European Court of Justice ruling to invalidate the EU-U.S. Privacy Shield and its impact on transfer of personal data to the US
The General Data Protection Regulation (GDPR), formally Regulation (EU) 2016/679, governs the transfer of personal data by entities subject to the GDPR to third countries. The simplest basis for such transfer for a personal data controller or processor is an adequacy decision, which means that the European Commission (EC) has determined that a country, territory, or sector ensures an adequate level of protection. Such transfer neither requires any specific authorisation nor imposes any obligations on the parties.
On 12 July 2016, the EC adopted Implementing Decision (EU) 2016/1250 on the adequacy of the protection provided by the EU-U.S. Privacy Shield, which stipulated that US companies that had self-certified their adherence to the EU-U.S. Privacy Shield Framework Principles had ensured an adequate level of protection. This permitted transfers of personal data under the least restrictive requirements to companies that are part of the EU-U.S. Privacy Shield, while other bases for data transfers remained available for entities outside the Privacy Shield.

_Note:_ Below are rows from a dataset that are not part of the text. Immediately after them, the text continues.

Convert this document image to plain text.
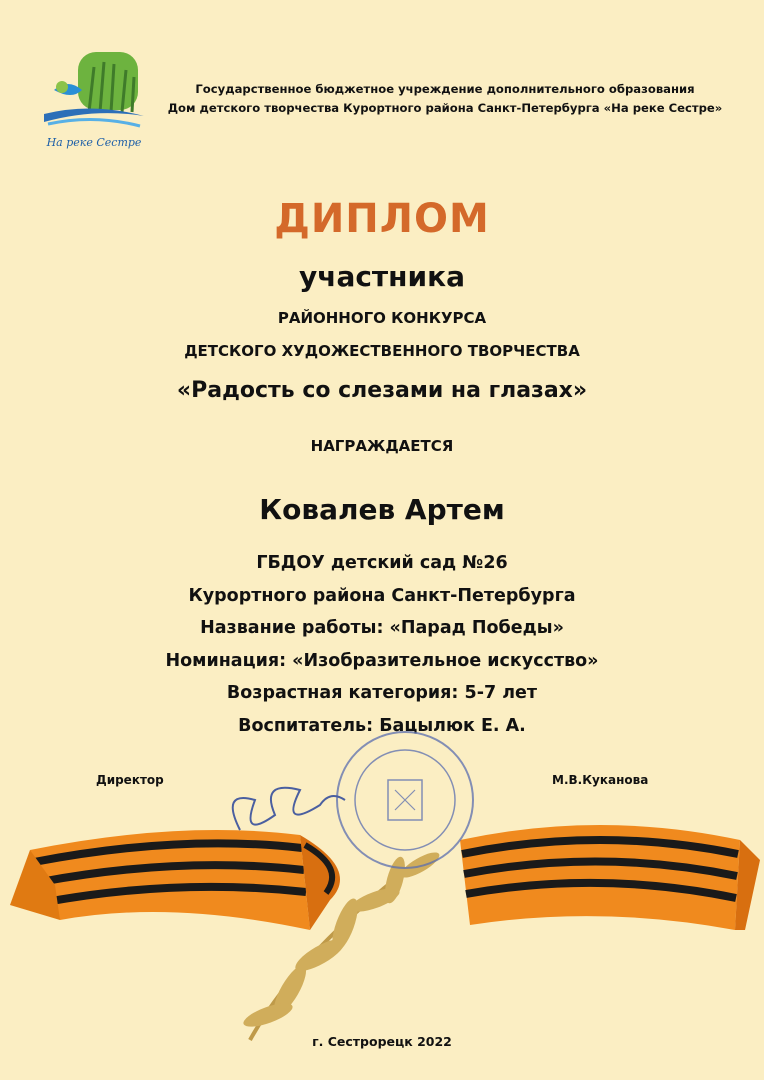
На реке Сестре
Государственное бюджетное учреждение дополнительного образования
Дом детского творчества Курортного района Санкт-Петербурга «На реке Сестре»
ДИПЛОМ
участника
РАЙОННОГО КОНКУРСА
ДЕТСКОГО ХУДОЖЕСТВЕННОГО ТВОРЧЕСТВА
«Радость со слезами на глазах»
НАГРАЖДАЕТСЯ
Ковалев Артем
ГБДОУ детский сад №26
Курортного района Санкт-Петербурга
Название работы: «Парад Победы»
Номинация: «Изобразительное искусство»
Возрастная категория: 5-7 лет
Воспитатель: Бацылюк Е. А.
Директор	М.В.Куканова
г. Сестрорецк 2022
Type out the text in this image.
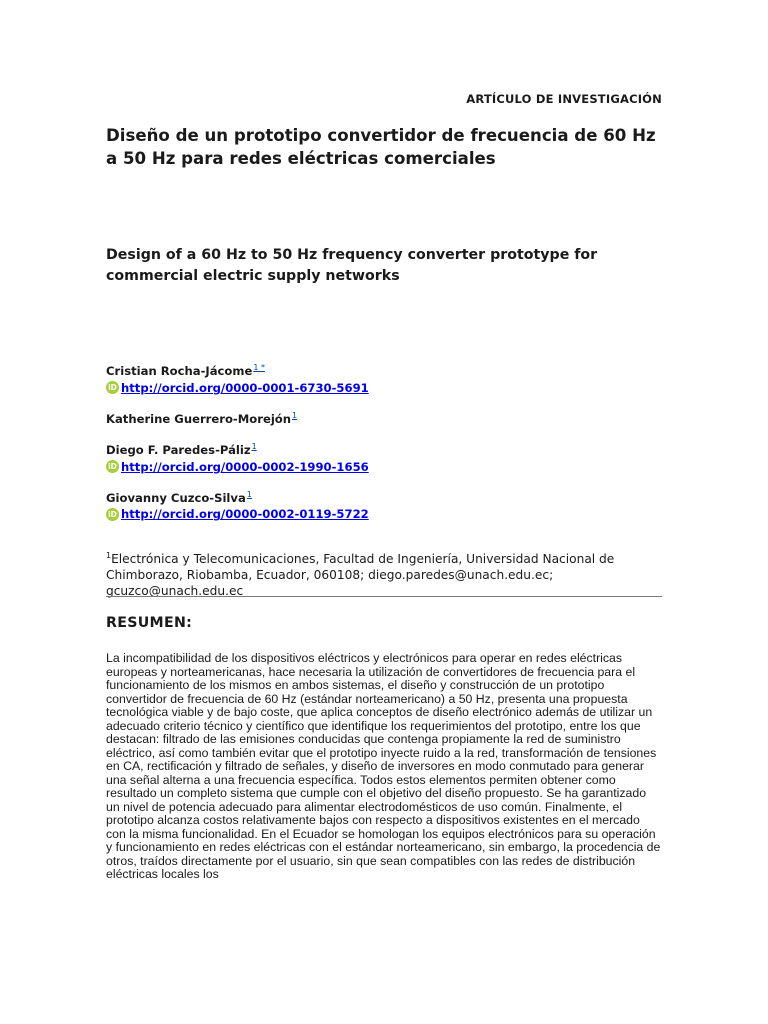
ARTÍCULO DE INVESTIGACIÓN
Diseño de un prototipo convertidor de frecuencia de 60 Hz a 50 Hz para redes eléctricas comerciales
Design of a 60 Hz to 50 Hz frequency converter prototype for commercial electric supply networks
Cristian Rocha-Jácome$^{1 *}$
iD http://orcid.org/0000-0001-6730-5691
Katherine Guerrero-Morejón$^1$
Diego F. Paredes-Páliz$^1$
iD http://orcid.org/0000-0002-1990-1656
Giovanny Cuzco-Silva$^1$
iD http://orcid.org/0000-0002-0119-5722

$^1$Electrónica y Telecomunicaciones, Facultad de Ingeniería, Universidad Nacional de Chimborazo, Riobamba, Ecuador, 060108; diego.paredes@unach.edu.ec; gcuzco@unach.edu.ec

RESUMEN:

La incompatibilidad de los dispositivos eléctricos y electrónicos para operar en redes eléctricas europeas y norteamericanas, hace necesaria la utilización de convertidores de frecuencia para el funcionamiento de los mismos en ambos sistemas, el diseño y construcción de un prototipo convertidor de frecuencia de 60 Hz (estándar norteamericano) a 50 Hz, presenta una propuesta tecnológica viable y de bajo coste, que aplica conceptos de diseño electrónico además de utilizar un adecuado criterio técnico y científico que identifique los requerimientos del prototipo, entre los que destacan: filtrado de las emisiones conducidas que contenga propiamente la red de suministro eléctrico, así como también evitar que el prototipo inyecte ruido a la red, transformación de tensiones en CA, rectificación y filtrado de señales, y diseño de inversores en modo conmutado para generar una señal alterna a una frecuencia específica. Todos estos elementos permiten obtener como resultado un completo sistema que cumple con el objetivo del diseño propuesto. Se ha garantizado un nivel de potencia adecuado para alimentar electrodomésticos de uso común. Finalmente, el prototipo alcanza costos relativamente bajos con respecto a dispositivos existentes en el mercado con la misma funcionalidad. En el Ecuador se homologan los equipos electrónicos para su operación y funcionamiento en redes eléctricas con el estándar norteamericano, sin embargo, la procedencia de otros, traídos directamente por el usuario, sin que sean compatibles con las redes de distribución eléctricas locales los
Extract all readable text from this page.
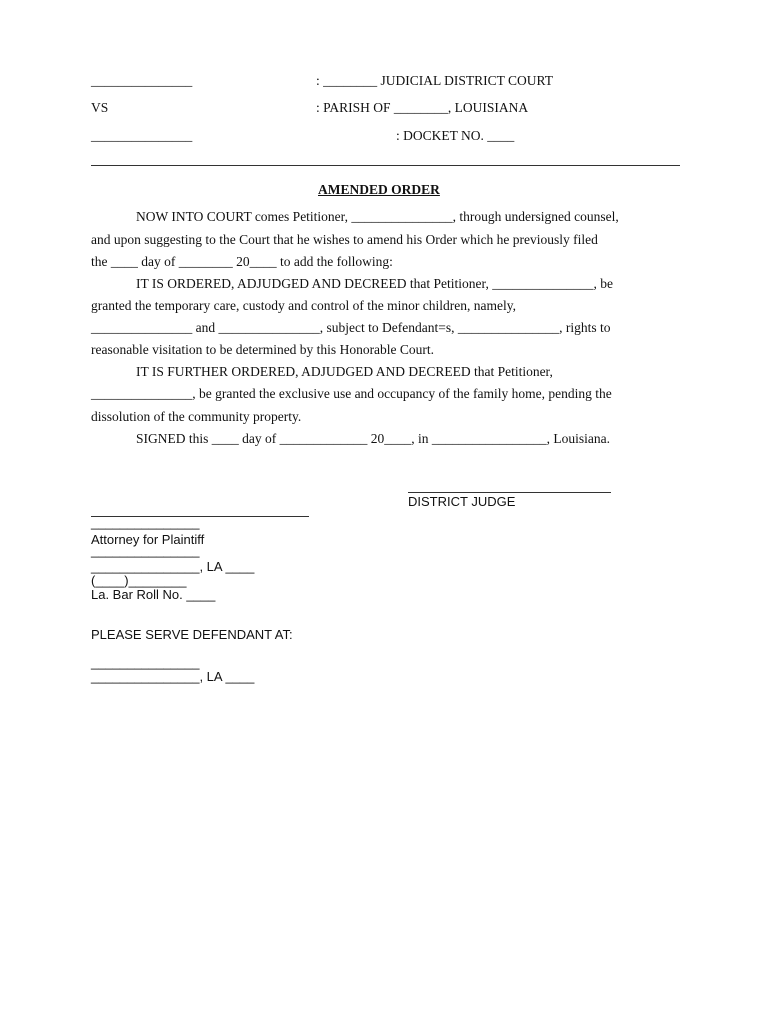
_______________	: ________ JUDICIAL DISTRICT COURT
VS	: PARISH OF ________, LOUISIANA
_______________	: DOCKET NO. ____
AMENDED ORDER
NOW INTO COURT comes Petitioner, _______________, through undersigned counsel,
and upon suggesting to the Court that he wishes to amend his Order which he previously filed
the ____ day of ________ 20____ to add the following:
IT IS ORDERED, ADJUDGED AND DECREED that Petitioner, _______________, be
granted the temporary care, custody and control of the minor children, namely,
_______________ and _______________, subject to Defendant=s, _______________, rights to
reasonable visitation to be determined by this Honorable Court.
IT IS FURTHER ORDERED, ADJUDGED AND DECREED that Petitioner,
_______________, be granted the exclusive use and occupancy of the family home, pending the
dissolution of the community property.
SIGNED this ____ day of _____________ 20____, in _________________, Louisiana.
DISTRICT JUDGE
_______________
Attorney for Plaintiff
_______________
_______________, LA ____
(____)________
La. Bar Roll No. ____
PLEASE SERVE DEFENDANT AT:
_______________
_______________, LA ____
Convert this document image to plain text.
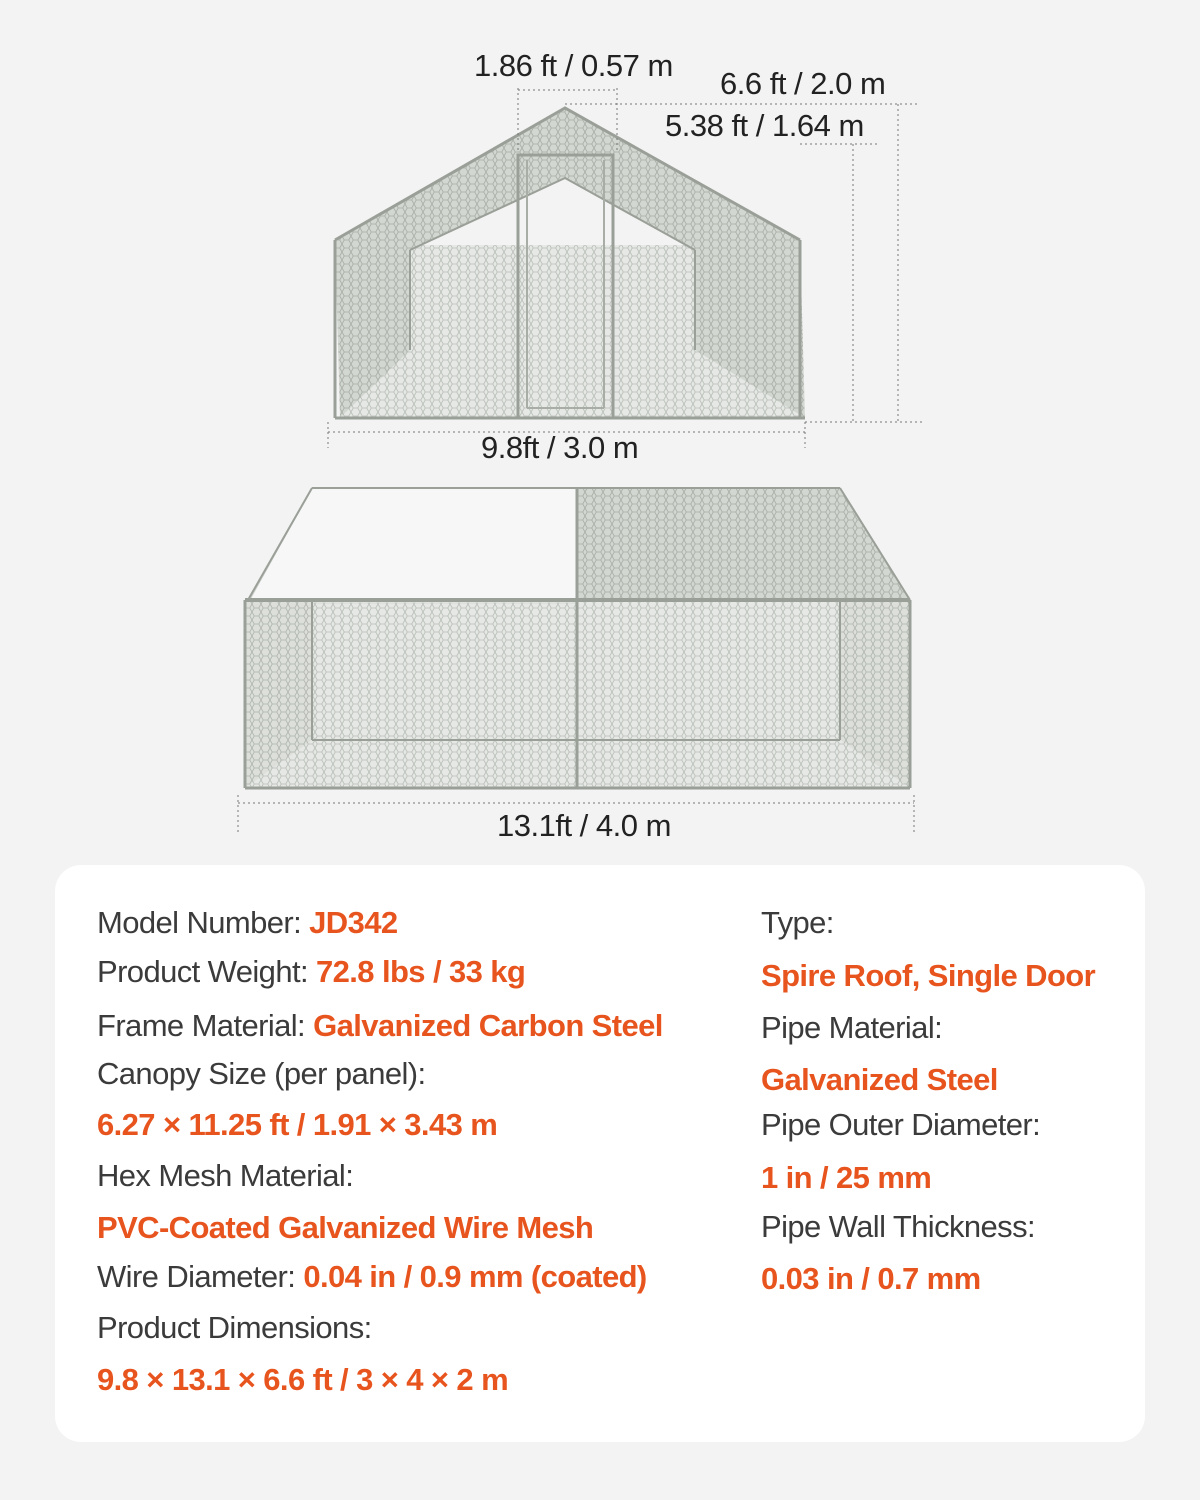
1.86 ft / 0.57 m
6.6 ft / 2.0 m
5.38 ft / 1.64 m
9.8ft / 3.0 m
13.1ft / 4.0 m
Model Number: JD342
Product Weight: 72.8 lbs / 33 kg
Frame Material: Galvanized Carbon Steel
Canopy Size (per panel):
6.27 × 11.25 ft / 1.91 × 3.43 m
Hex Mesh Material:
PVC-Coated Galvanized Wire Mesh
Wire Diameter: 0.04 in / 0.9 mm (coated)
Product Dimensions:
9.8 × 13.1 × 6.6 ft / 3 × 4 × 2 m
Type:
Spire Roof, Single Door
Pipe Material:
Galvanized Steel
Pipe Outer Diameter:
1 in / 25 mm
Pipe Wall Thickness:
0.03 in / 0.7 mm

On 16 July 2020, the European Court of Justice (ECJ) issued its Judgment C-311/18 that invalidated the EC’s decision on the adequacy of the protection provided by the EU-U.S. Privacy Shield, which means that this basis of data transfer can no longer be relied upon.
In accordance with the Serbian Personal Data Protection Law, the Serbian Government ruled (Official Gazette of the Republic of Serbia, No. 55/19 of 2 August 2019) that US organisations that are part of the EU-U.S. Privacy Shield ensured an adequate level of protection for the purposes of data transfer. This decision was based on the EC’s recognition that adherence to the EU-U.S. Privacy Shield Framework Principles constituted an adequate level of protection. As the EC’s decision has now been declared invalid, EU-U.S. Privacy Shield is no longer deemed to provide an adequate level of protection for the purposes of Serbian data privacy law. As such, data controllers or processors who have been relying on this approach to transfer data to the US will now have to seek alternative arrangements that are in compliance with Serbian law.
The accuracy of this interpretation has been confirmed by the Serbian Commissioner for Freedom of Information and Personal Data Protection, who has written to the Serbian Government to seek alignment of its decision of 2 August 2019 with the ECJ judgment. To the best of our knowledge, the Government is yet to respond.
In conclusion, personal data transfers to the US are no longer subject to the least restrictive basis of transfer (adequacy of protection), even if limited only to organisations adhering to the EU-U.S. Privacy Shield Framework Principles For transferring data to the US, entities that are subject to either the GDPR or Serbian data protection law will have to rely on a different basis set out in the GDPR or national legislation.